Launch of CD

  • Marian Hobbs
National Library

Thank you for the opportunity to launch this latest in the "Treasures in Sound" series.

We're so fortunate to have the Turnbull and National Libraries as our storehouse of taonga.

"Oscar Natzka: The Definitive Collection" is just the latest example of what lies concealed, waiting to be revealed to new generations of devotees.

These things don't just happen. This collection is the result of seven years' labour by, among others, Peter Downes, former manager of the National Programme now National Radio and Wayne Laird of Atoll Records.

Fair to say the name Oscar Natzka is not all that familiar to today's generation. But he was a household name to my parents' generation, a New Zealander with an exotic name making it big on the international scene until his untimely death at the age of 39 in 1951.

Artists like him help contribute to our sense of who we are.

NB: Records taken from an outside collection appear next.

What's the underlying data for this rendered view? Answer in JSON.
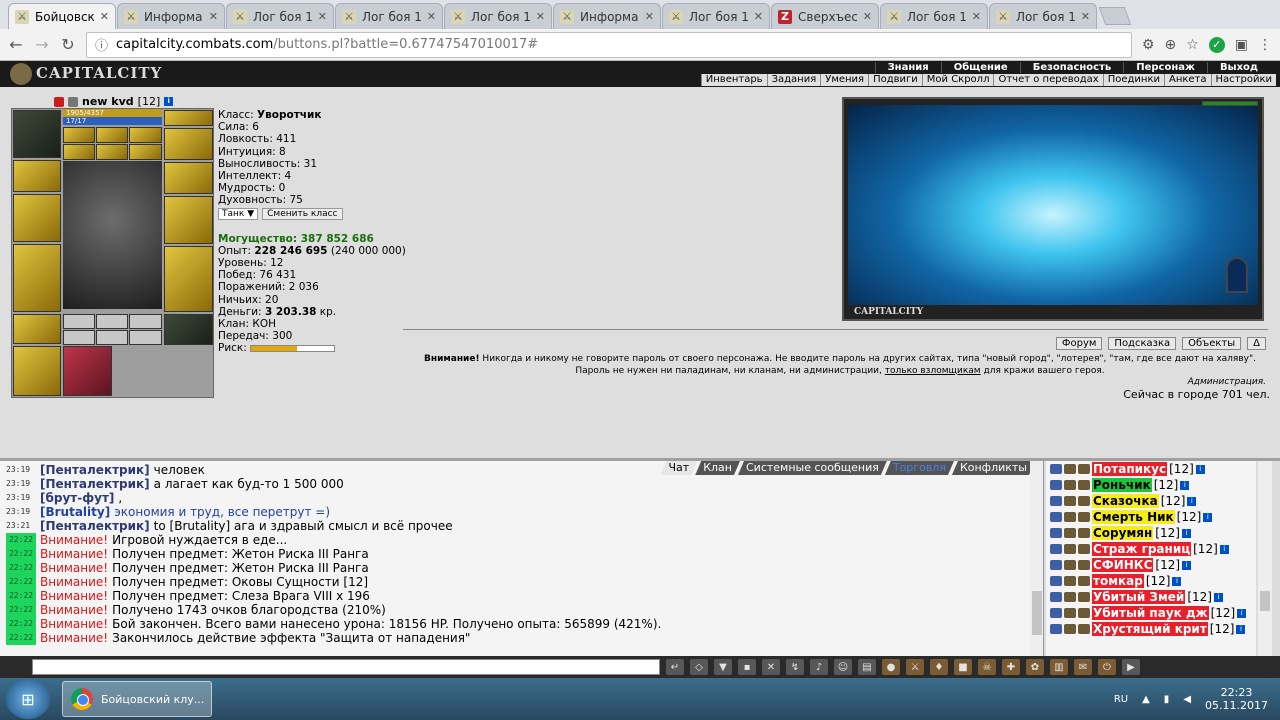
{
  "browser": {
    "tabs": [
      {
        "title": "Бойцовский клуб",
        "active": true,
        "icon": "fight-icon"
      },
      {
        "title": "Информация",
        "active": false,
        "icon": "fight-icon"
      },
      {
        "title": "Лог боя 1",
        "active": false,
        "icon": "fight-icon"
      },
      {
        "title": "Лог боя 1",
        "active": false,
        "icon": "fight-icon"
      },
      {
        "title": "Лог боя 1",
        "active": false,
        "icon": "fight-icon"
      },
      {
        "title": "Информация",
        "active": false,
        "icon": "fight-icon"
      },
      {
        "title": "Лог боя 1",
        "active": false,
        "icon": "fight-icon"
      },
      {
        "title": "Сверхъест",
        "active": false,
        "icon": "z-icon"
      },
      {
        "title": "Лог боя 1",
        "active": false,
        "icon": "fight-icon"
      },
      {
        "title": "Лог боя 1",
        "active": false,
        "icon": "fight-icon"
      }
    ],
    "url_host": "capitalcity.combats.com",
    "url_path": "/buttons.pl?battle=0.67747547010017#"
  },
  "game_nav": {
    "logo": "CAPITALCITY",
    "top": [
      "Знания",
      "Общение",
      "Безопасность",
      "Персонаж",
      "Выход"
    ],
    "bottom": [
      "Инвентарь",
      "Задания",
      "Умения",
      "Подвиги",
      "Мой Скролл",
      "Отчет о переводах",
      "Поединки",
      "Анкета",
      "Настройки"
    ]
  },
  "character": {
    "name": "new kvd",
    "level": "[12]",
    "hp": "1905/4357",
    "mana": "17/17",
    "class_label": "Класс:",
    "class_value": "Уворотчик",
    "stats": [
      {
        "label": "Сила:",
        "value": "6"
      },
      {
        "label": "Ловкость:",
        "value": "411"
      },
      {
        "label": "Интуиция:",
        "value": "8"
      },
      {
        "label": "Выносливость:",
        "value": "31"
      },
      {
        "label": "Интеллект:",
        "value": "4"
      },
      {
        "label": "Мудрость:",
        "value": "0"
      },
      {
        "label": "Духовность:",
        "value": "75"
      }
    ],
    "role_select": "Танк",
    "change_class": "Сменить класс",
    "power": "Могущество: 387 852 686",
    "exp_label": "Опыт:",
    "exp_value": "228 246 695",
    "exp_next": "(240 000 000)",
    "info": [
      {
        "label": "Уровень:",
        "value": "12"
      },
      {
        "label": "Побед:",
        "value": "76 431"
      },
      {
        "label": "Поражений:",
        "value": "2 036"
      },
      {
        "label": "Ничьих:",
        "value": "20"
      }
    ],
    "money_label": "Деньги:",
    "money_value": "3 203.38",
    "money_unit": "кр.",
    "clan_label": "Клан:",
    "clan_value": "КОН",
    "transfers_label": "Передач:",
    "transfers_value": "300",
    "risk_label": "Риск:",
    "risk_level": 0.55
  },
  "location": {
    "caption": "CAPITALCITY",
    "buttons": [
      "Форум",
      "Подсказка",
      "Объекты",
      "Δ"
    ],
    "warning_bold": "Внимание!",
    "warning_text": "Никогда и никому не говорите пароль от своего персонажа. Не вводите пароль на других сайтах, типа \"новый город\", \"лотерея\", \"там, где все дают на халяву\". Пароль не нужен ни паладинам, ни кланам, ни администрации,",
    "warning_link": "только взломщикам",
    "warning_tail": "для кражи вашего героя.",
    "admin": "Администрация.",
    "online": "Сейчас в городе 701 чел."
  },
  "chat": {
    "tabs": [
      "Чат",
      "Клан",
      "Системные сообщения",
      "Торговля",
      "Конфликты"
    ],
    "messages": [
      {
        "time": "23:19",
        "nick": "[Пенталектрик]",
        "text": "человек",
        "type": "user"
      },
      {
        "time": "23:19",
        "nick": "[Пенталектрик]",
        "text": "а лагает как буд-то 1 500 000",
        "type": "user"
      },
      {
        "time": "23:19",
        "nick": "[брут-фут]",
        "text": ",",
        "type": "user"
      },
      {
        "time": "23:19",
        "nick": "[Brutality]",
        "text": "экономия и труд, все перетрут =)",
        "type": "user_blue"
      },
      {
        "time": "23:21",
        "nick": "[Пенталектрик]",
        "text": "to [Brutality] ага и здравый смысл и всё прочее",
        "type": "user"
      },
      {
        "time": "22:22",
        "nick": "Внимание!",
        "text": "Игровой нуждается в еде...",
        "type": "sys"
      },
      {
        "time": "22:22",
        "nick": "Внимание!",
        "text": "Получен предмет: Жетон Риска III Ранга",
        "type": "sys"
      },
      {
        "time": "22:22",
        "nick": "Внимание!",
        "text": "Получен предмет: Жетон Риска III Ранга",
        "type": "sys"
      },
      {
        "time": "22:22",
        "nick": "Внимание!",
        "text": "Получен предмет: Оковы Сущности [12]",
        "type": "sys"
      },
      {
        "time": "22:22",
        "nick": "Внимание!",
        "text": "Получен предмет: Слеза Врага VIII x 196",
        "type": "sys"
      },
      {
        "time": "22:22",
        "nick": "Внимание!",
        "text": "Получено 1743 очков благородства (210%)",
        "type": "sys"
      },
      {
        "time": "22:22",
        "nick": "Внимание!",
        "text": "Бой закончен. Всего вами нанесено урона: 18156 HP. Получено опыта: 565899 (421%).",
        "type": "sys"
      },
      {
        "time": "22:22",
        "nick": "Внимание!",
        "text": "Закончилось действие эффекта \"Защита от нападения\"",
        "type": "sys"
      }
    ]
  },
  "users": [
    {
      "name": "Потапикус",
      "level": "[12]",
      "color": "#e8202a",
      "fg": "#fff"
    },
    {
      "name": "Роньчик",
      "level": "[12]",
      "color": "#1fc43a",
      "fg": "#000"
    },
    {
      "name": "Сказочка",
      "level": "[12]",
      "color": "#f5ec1a",
      "fg": "#000"
    },
    {
      "name": "Смерть Ник",
      "level": "[12]",
      "color": "#f5ec1a",
      "fg": "#000"
    },
    {
      "name": "Сорумян",
      "level": "[12]",
      "color": "#f5ec1a",
      "fg": "#000"
    },
    {
      "name": "Страж границ",
      "level": "[12]",
      "color": "#e8202a",
      "fg": "#fff"
    },
    {
      "name": "СФИНКС",
      "level": "[12]",
      "color": "#e8202a",
      "fg": "#fff"
    },
    {
      "name": "томкар",
      "level": "[12]",
      "color": "#e8202a",
      "fg": "#fff"
    },
    {
      "name": "Убитый Змей",
      "level": "[12]",
      "color": "#e8202a",
      "fg": "#fff"
    },
    {
      "name": "Убитый паук дж",
      "level": "[12]",
      "color": "#e8202a",
      "fg": "#fff"
    },
    {
      "name": "Хрустящий крит",
      "level": "[12]",
      "color": "#e8202a",
      "fg": "#fff"
    }
  ],
  "taskbar": {
    "task_label": "Бойцовский клу...",
    "lang": "RU",
    "time": "22:23",
    "date": "05.11.2017"
  }
}
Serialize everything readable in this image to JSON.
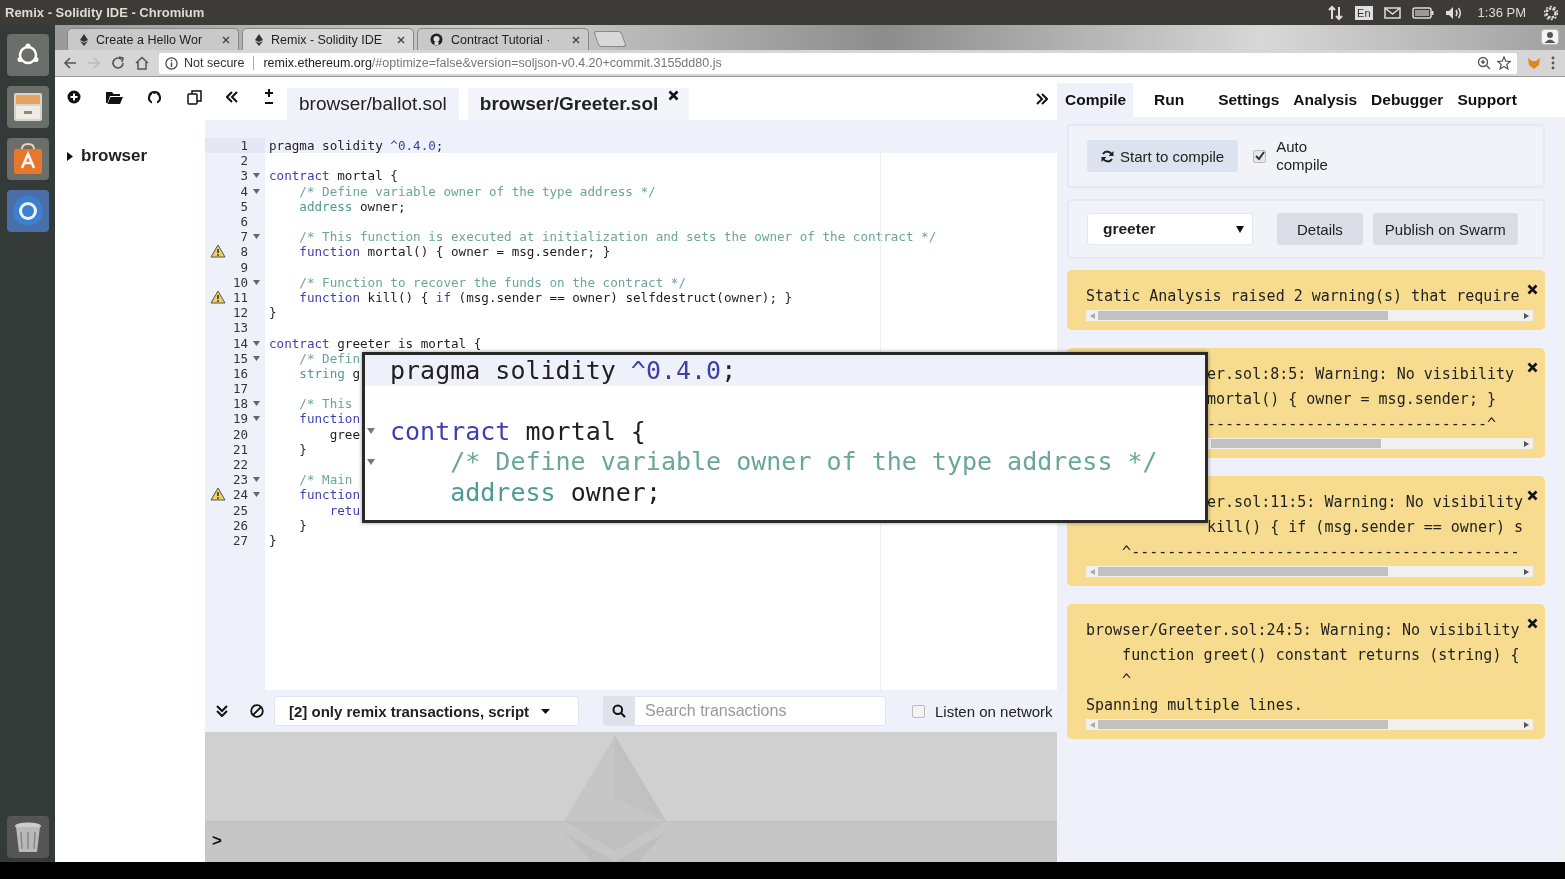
{
  "system_bar": {
    "title": "Remix - Solidity IDE - Chromium",
    "keyboard": "En",
    "clock": "1:36 PM"
  },
  "browser_tabs": [
    {
      "label": "Create a Hello Wor",
      "kind": "ethereum",
      "selected": false
    },
    {
      "label": "Remix - Solidity IDE",
      "kind": "ethereum",
      "selected": true
    },
    {
      "label": "Contract Tutorial ·",
      "kind": "github",
      "selected": false
    }
  ],
  "address_bar": {
    "security": "Not secure",
    "url": "remix.ethereum.org/#optimize=false&version=soljson-v0.4.20+commit.3155dd80.js"
  },
  "file_explorer": {
    "tree": [
      {
        "label": "browser",
        "expanded": false
      }
    ]
  },
  "editor_tabs": [
    {
      "label": "browser/ballot.sol",
      "selected": false
    },
    {
      "label": "browser/Greeter.sol",
      "selected": true
    }
  ],
  "code_lines": [
    {
      "number": "1",
      "fold": false,
      "warning": false,
      "current": true,
      "tokens": [
        {
          "kind": "plain",
          "text": "pragma solidity "
        },
        {
          "kind": "number",
          "text": "^0.4.0"
        },
        {
          "kind": "plain",
          "text": ";"
        }
      ]
    },
    {
      "number": "2",
      "fold": false,
      "warning": false,
      "current": false
    },
    {
      "number": "3",
      "fold": true,
      "warning": false,
      "current": false,
      "tokens": [
        {
          "kind": "keyword",
          "text": "contract"
        },
        {
          "kind": "plain",
          "text": " mortal {"
        }
      ]
    },
    {
      "number": "4",
      "fold": true,
      "warning": false,
      "current": false,
      "tokens": [
        {
          "kind": "comment",
          "text": "    /* Define variable owner of the type address */"
        }
      ]
    },
    {
      "number": "5",
      "fold": false,
      "warning": false,
      "current": false,
      "tokens": [
        {
          "kind": "type",
          "text": "    address"
        },
        {
          "kind": "plain",
          "text": " owner;"
        }
      ]
    },
    {
      "number": "6",
      "fold": false,
      "warning": false,
      "current": false
    },
    {
      "number": "7",
      "fold": true,
      "warning": false,
      "current": false,
      "tokens": [
        {
          "kind": "comment",
          "text": "    /* This function is executed at initialization and sets the owner of the contract */"
        }
      ]
    },
    {
      "number": "8",
      "fold": false,
      "warning": true,
      "current": false,
      "tokens": [
        {
          "kind": "keyword",
          "text": "    function"
        },
        {
          "kind": "plain",
          "text": " mortal() { owner = msg.sender; }"
        }
      ]
    },
    {
      "number": "9",
      "fold": false,
      "warning": false,
      "current": false
    },
    {
      "number": "10",
      "fold": true,
      "warning": false,
      "current": false,
      "tokens": [
        {
          "kind": "comment",
          "text": "    /* Function to recover the funds on the contract */"
        }
      ]
    },
    {
      "number": "11",
      "fold": false,
      "warning": true,
      "current": false,
      "tokens": [
        {
          "kind": "keyword",
          "text": "    function"
        },
        {
          "kind": "plain",
          "text": " kill() { "
        },
        {
          "kind": "keyword",
          "text": "if"
        },
        {
          "kind": "plain",
          "text": " (msg.sender == owner) selfdestruct(owner); }"
        }
      ]
    },
    {
      "number": "12",
      "fold": false,
      "warning": false,
      "current": false,
      "tokens": [
        {
          "kind": "plain",
          "text": "}"
        }
      ]
    },
    {
      "number": "13",
      "fold": false,
      "warning": false,
      "current": false
    },
    {
      "number": "14",
      "fold": true,
      "warning": false,
      "current": false,
      "tokens": [
        {
          "kind": "keyword",
          "text": "contract"
        },
        {
          "kind": "plain",
          "text": " greeter is mortal {"
        }
      ]
    },
    {
      "number": "15",
      "fold": true,
      "warning": false,
      "current": false,
      "tokens": [
        {
          "kind": "comment",
          "text": "    /* Defin"
        }
      ]
    },
    {
      "number": "16",
      "fold": false,
      "warning": false,
      "current": false,
      "tokens": [
        {
          "kind": "type",
          "text": "    string"
        },
        {
          "kind": "plain",
          "text": " g"
        }
      ]
    },
    {
      "number": "17",
      "fold": false,
      "warning": false,
      "current": false
    },
    {
      "number": "18",
      "fold": true,
      "warning": false,
      "current": false,
      "tokens": [
        {
          "kind": "comment",
          "text": "    /* This"
        }
      ]
    },
    {
      "number": "19",
      "fold": true,
      "warning": false,
      "current": false,
      "tokens": [
        {
          "kind": "keyword",
          "text": "    function"
        }
      ]
    },
    {
      "number": "20",
      "fold": false,
      "warning": false,
      "current": false,
      "tokens": [
        {
          "kind": "plain",
          "text": "        gree"
        }
      ]
    },
    {
      "number": "21",
      "fold": false,
      "warning": false,
      "current": false,
      "tokens": [
        {
          "kind": "plain",
          "text": "    }"
        }
      ]
    },
    {
      "number": "22",
      "fold": false,
      "warning": false,
      "current": false
    },
    {
      "number": "23",
      "fold": true,
      "warning": false,
      "current": false,
      "tokens": [
        {
          "kind": "comment",
          "text": "    /* Main"
        }
      ]
    },
    {
      "number": "24",
      "fold": true,
      "warning": true,
      "current": false,
      "tokens": [
        {
          "kind": "keyword",
          "text": "    function"
        }
      ]
    },
    {
      "number": "25",
      "fold": false,
      "warning": false,
      "current": false,
      "tokens": [
        {
          "kind": "keyword",
          "text": "        retu"
        }
      ]
    },
    {
      "number": "26",
      "fold": false,
      "warning": false,
      "current": false,
      "tokens": [
        {
          "kind": "plain",
          "text": "    }"
        }
      ]
    },
    {
      "number": "27",
      "fold": false,
      "warning": false,
      "current": false,
      "tokens": [
        {
          "kind": "plain",
          "text": "}"
        }
      ]
    }
  ],
  "magnifier": {
    "lines": [
      {
        "fold": false,
        "current": true,
        "tokens": [
          {
            "kind": "plain",
            "text": "pragma solidity "
          },
          {
            "kind": "number",
            "text": "^0.4.0"
          },
          {
            "kind": "plain",
            "text": ";"
          }
        ]
      },
      {
        "fold": false,
        "current": false
      },
      {
        "fold": true,
        "current": false,
        "tokens": [
          {
            "kind": "keyword",
            "text": "contract"
          },
          {
            "kind": "plain",
            "text": " mortal {"
          }
        ]
      },
      {
        "fold": true,
        "current": false,
        "tokens": [
          {
            "kind": "comment",
            "text": "    /* Define variable owner of the type address */"
          }
        ]
      },
      {
        "fold": false,
        "current": false,
        "tokens": [
          {
            "kind": "type",
            "text": "    address"
          },
          {
            "kind": "plain",
            "text": " owner;"
          }
        ]
      }
    ]
  },
  "right_tabs": [
    {
      "label": "Compile",
      "selected": true
    },
    {
      "label": "Run",
      "selected": false
    },
    {
      "label": "Settings",
      "selected": false
    },
    {
      "label": "Analysis",
      "selected": false
    },
    {
      "label": "Debugger",
      "selected": false
    },
    {
      "label": "Support",
      "selected": false
    }
  ],
  "compile": {
    "button": "Start to compile",
    "auto_compile": {
      "label": "Auto compile",
      "checked": true
    }
  },
  "contract": {
    "selected": "greeter",
    "buttons": [
      "Details",
      "Publish on Swarm"
    ]
  },
  "messages": [
    {
      "lines": [
        {
          "text": "Static Analysis raised 2 warning(s) that require",
          "covered": false
        }
      ]
    },
    {
      "lines": [
        {
          "text": "er.sol:8:5: Warning: No visibility",
          "covered": true
        },
        {
          "text": "mortal() { owner = msg.sender; }",
          "covered": true
        },
        {
          "text": "-------------------------------^",
          "covered": true
        }
      ]
    },
    {
      "lines": [
        {
          "text": "er.sol:11:5: Warning: No visibility",
          "covered": true
        },
        {
          "text": "kill() { if (msg.sender == owner) s",
          "covered": true
        },
        {
          "text": "    ^-------------------------------------------",
          "covered": false
        }
      ]
    },
    {
      "lines": [
        {
          "text": "browser/Greeter.sol:24:5: Warning: No visibility",
          "covered": false
        },
        {
          "text": "    function greet() constant returns (string) {",
          "covered": false
        },
        {
          "text": "    ^",
          "covered": false
        },
        {
          "text": "Spanning multiple lines.",
          "covered": false
        }
      ]
    }
  ],
  "terminal_toolbar": {
    "filter": "[2] only remix transactions, script",
    "search": {
      "placeholder": "Search transactions"
    },
    "listen": {
      "label": "Listen on network",
      "checked": false
    }
  },
  "terminal": {
    "prompt": ">"
  }
}
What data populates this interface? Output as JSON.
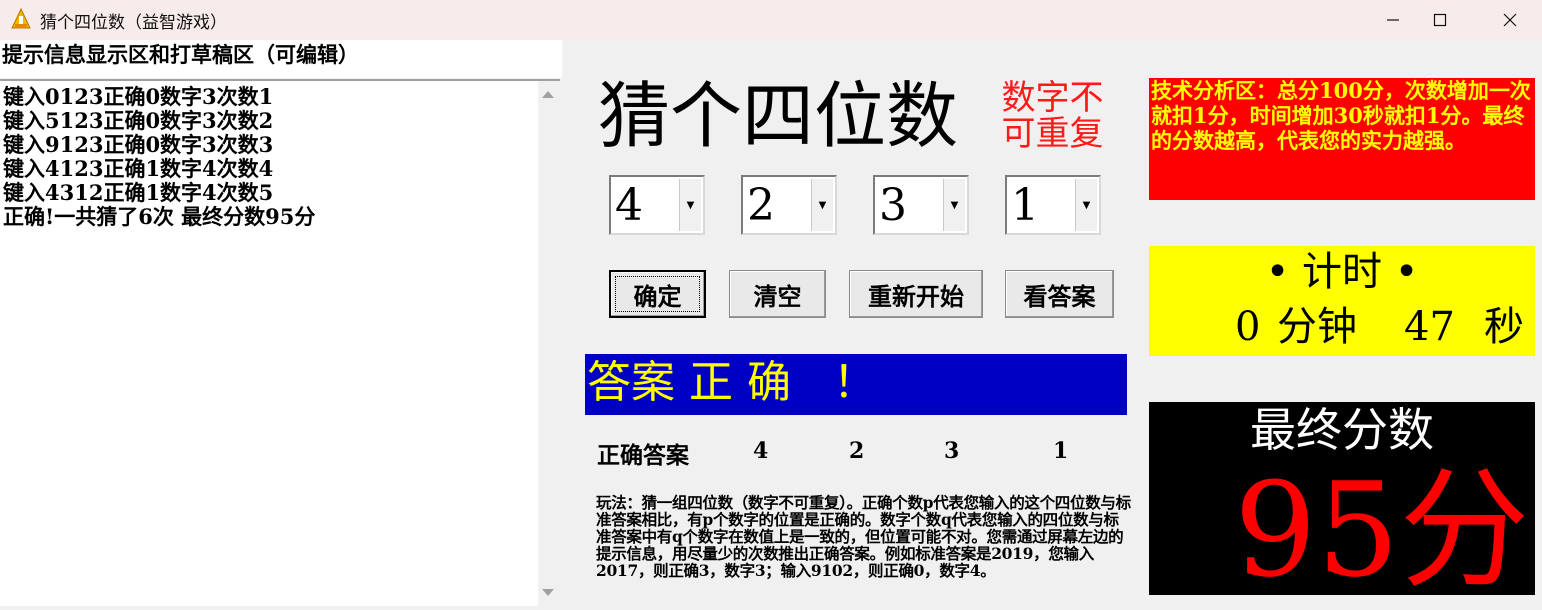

I 'm told a child asked once, whether this singer was really a Kiwi with a name like that. He certainly was. Born on a remote farm in the Waikato, lived on Waiheke Island in the Hauraki Gulf for a time: his German-born father died when he was 10. Obliged to leave school at 15 with the Depression looming he worked as a roading labourer on the island before being apprenticed to a blacksmith in Freeman's Bay, Auckland.

In his late teens and already physically impressive, Oscar developed his stamina, strength and lung capacity, so necessary for a singer, through his labours at the forge.

The booklet that goes with this CD collection tells us Oscar made his public debut on July 27 1932 at a Community Sing entertainment at the Auckland Town Hall in aid of the unemployment relief fund.

Two years later Andersen Tyrer from the the London Trinity College of Music auditioned him and arranged a three-year scholarship. To get him to England and provide for his living expenses a group of New Zealand business people contributed more than one thousand pounds-a sum the singer eventually repaid in full.

Oscar kept his family and benefactors in touch with his progress and made two private recordings in 1938 to show his improvement. These are included in Volume One of this collection.

He made his operatic debut at Covent Garden in 1938 and after the war was contracted as principal bass.

Interesting to note he had an unsuccessful audition with the New York Met because they'd taken on Ezio Pinza -"That nearly was his", to paraphrase.

He ranks alongside the likes of Fyodor Chaliapin and Boris Christoff. Alongside opera appearances was a constant round of recitals and concerts throughout North America and a return tour of New Zealand and Australia in 1949.

Tragically he died from a brain haemorrhage in 1951 while appearing in Die Meistersinger in New York.

But his name and his voice has lived on, thanks to institutions like National Radio and Concert FM. (I doubt Oscar would be heard on the commercial stations.) I can hear him now descending into his boots in the Drinking song.

With this collection of all his commercial recordings and more, he will receive further recognition for his magnificent deep voice.

Not long ago we celebrated NZ Music week. This new CD collection will enhance such weeks for many years to come.

I never ceased to be amazed what's in our collections in our libraries here. A fortuitous find in the Turnbull collection put the icing on the cake for this treasured compilation.

The name Natzka was spotted in the Nola Luxford collection being processed by Sarah Bartel. Nola Luxford, many of you will be aware, was a New Zealand-born actress, broadcaster and journalist who'd made her home in the United States in the early thirties.

She included interviews with New Zealanders visiting New York on her regular radio programmes, including Oscar Natzka.
The Oral History disc at the Turnbull was Now is the Hour. Oscar had never made a commercial recording of this song.

When this gem was discovered 72 tracks had been assembled for the Definitive Collection. Room had to be found to accommodate the 73rd. It was added literally at the last minute. What timing!

And now the Definitive Collection is truly definitive. What else I wonder is lurking out there?

Thank you to Oscar's family, Winifred Coburn and son Robert Naska; to all those who have been asociated with this compilation. The joy and pleasure of such talent lives on.